El objetivo fundamental de los procesos electorales, pero sobre todo de los presidenciales, es el de legitimar la llamada “democracia representativa” norteamericana, aunque ello se logra cada vez menos. Pero también cumplen otras funciones, una de ellas, muy importante, es la de fortalecer el concepto de que los partidos políticos tradicionales son las vías ideales para que los ciudadanos ejerzan su voluntad política, eligiendo entre dos candidatos que han sido previamente aprobados por las elites del poder partidista (Galvin, 2010).
De ahí que las elecciones primarias presidenciales desemboquen en uno de los actos políticos nacionales de más envergadura: las convenciones de los dos partidos.

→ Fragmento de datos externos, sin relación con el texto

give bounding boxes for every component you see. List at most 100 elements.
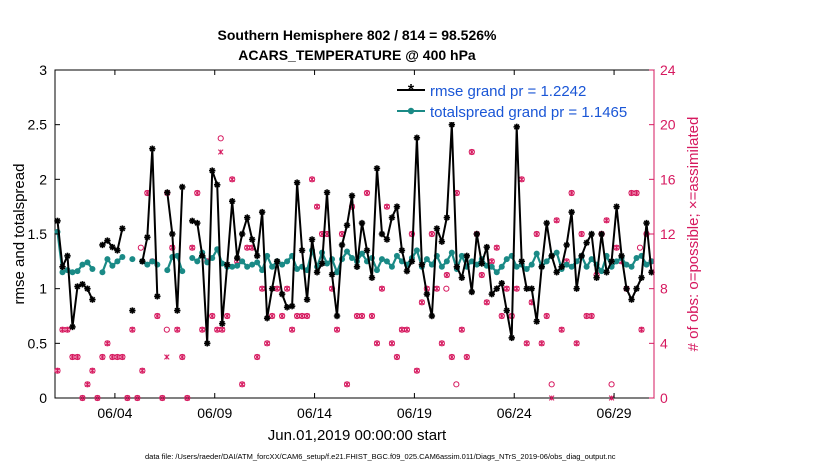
rmse-point [164,189,171,196]
rmse-point [428,312,436,320]
totalspread-point [568,263,575,270]
obs-possible-marker [264,340,271,347]
rmse-point [413,134,421,141]
rmse-point [303,296,311,303]
rmse-point [498,280,505,287]
rmse-point [423,290,431,298]
obs-possible-marker [279,312,286,320]
totalspread-point [234,262,241,269]
obs-possible-marker [438,340,445,347]
rmse-point [59,263,66,270]
totalspread-point [473,261,480,268]
rmse-point [363,247,371,254]
obs-possible-marker [209,312,216,320]
obs-possible-marker [443,285,450,292]
rmse-point [199,252,206,260]
obs-possible-marker [613,244,620,251]
rmse-point [448,121,456,128]
rmse-point [139,258,146,265]
rmse-point [229,198,236,205]
rmse-point [214,181,221,188]
obs-possible-marker [393,353,401,361]
totalspread-point [104,256,111,263]
rmse-point [308,236,316,243]
rmse-point [468,288,476,296]
rmse-point [638,274,645,281]
obs-possible-marker [54,367,61,374]
y-tick-label: 3 [39,62,47,78]
obs-possible-marker [313,203,321,210]
rmse-point [508,334,515,342]
totalspread-point [613,258,620,265]
totalspread-point [344,248,351,255]
obs-possible-marker [104,340,111,347]
rmse-point [543,219,550,227]
rmse-point [458,274,466,281]
y-right-tick-label: 0 [660,390,668,406]
totalspread-point [488,263,495,270]
obs-possible-marker [239,381,246,388]
obs-possible-marker [363,189,371,197]
obs-possible-marker [633,189,640,197]
rmse-point [613,203,620,210]
rmse-point [583,239,590,246]
rmse-point [528,285,535,292]
rmse-point [233,254,241,262]
obs-possible-marker [99,353,106,361]
totalspread-point [428,261,435,268]
obs-possible-marker [217,135,224,142]
obs-possible-marker [523,340,530,347]
totalspread-point [458,252,465,259]
obs-possible-marker [129,326,136,333]
obs-possible-marker [478,271,485,279]
rmse-point [89,296,96,303]
rmse-point [488,290,495,298]
rmse-point [253,252,261,260]
rmse-point [443,214,451,221]
totalspread-point [633,255,640,262]
obs-possible-marker [74,353,81,361]
obs-possible-marker [388,340,396,347]
totalspread-point [498,263,505,270]
rmse-point [358,219,366,227]
obs-possible-marker [373,340,381,347]
totalspread-point [349,255,356,262]
totalspread-point [279,261,286,268]
rmse-point [598,230,605,238]
rmse-point [348,192,356,199]
obs-possible-marker [303,312,311,320]
totalspread-point [259,267,266,274]
totalspread-point [89,265,96,272]
data-file-footnote: data file: /Users/raeder/DAI/ATM_forcXX/… [145,452,616,461]
obs-possible-marker [608,381,615,388]
rmse-point [548,252,555,260]
rmse-point [224,261,231,268]
obs-possible-marker [254,353,261,361]
totalspread-point [269,263,276,270]
totalspread-point [164,267,171,274]
totalspread-point [533,250,540,257]
totalspread-point [583,263,590,270]
totalspread-point [438,263,445,270]
obs-possible-marker [154,312,161,320]
totalspread-point [264,252,271,259]
rmse-point [283,304,291,311]
x-tick-label: 06/29 [597,405,632,421]
rmse-point [209,167,216,174]
rmse-point [189,217,196,225]
rmse-point [74,283,81,290]
totalspread-point [119,253,126,260]
obs-possible-marker [453,381,460,388]
y-right-tick-label: 16 [660,171,676,187]
totalspread-point [149,258,156,265]
rmse-point [603,269,610,276]
rmse-point [623,285,630,292]
rmse-point [398,247,406,254]
rmse-point [104,237,111,244]
rmse-point [533,318,540,325]
obs-possible-marker [578,230,585,238]
rmse-point [628,296,635,303]
right-axis: 0 4 8 12 16 20 24 [649,62,676,406]
obs-possible-marker [448,353,455,361]
totalspread-point [373,267,380,274]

Se trata de espectáculos bien montados en los cuales se legalizan las selecciones de los candidatos presidenciales y vicepresidenciales previamente electos en el proceso de primarias y se discute y aprueba la plataforma programática (Kamarck, 2016).
Después de ese momento, se entra en la recta final de la campaña que es, como en los culebrones, dónde “todo se decide”. Además de los consabidos debates presidenciales televisivos, que este año comenzaron el lunes 26 de septiembre, lo fundamental de este proceso es la lucha de ambos partidos por obtener el voto del electorado de acuerdo a una estrategia que pone el énfasis en ganar el número necesarios de estados que le den al candidato los 273 votos electorales necesarios.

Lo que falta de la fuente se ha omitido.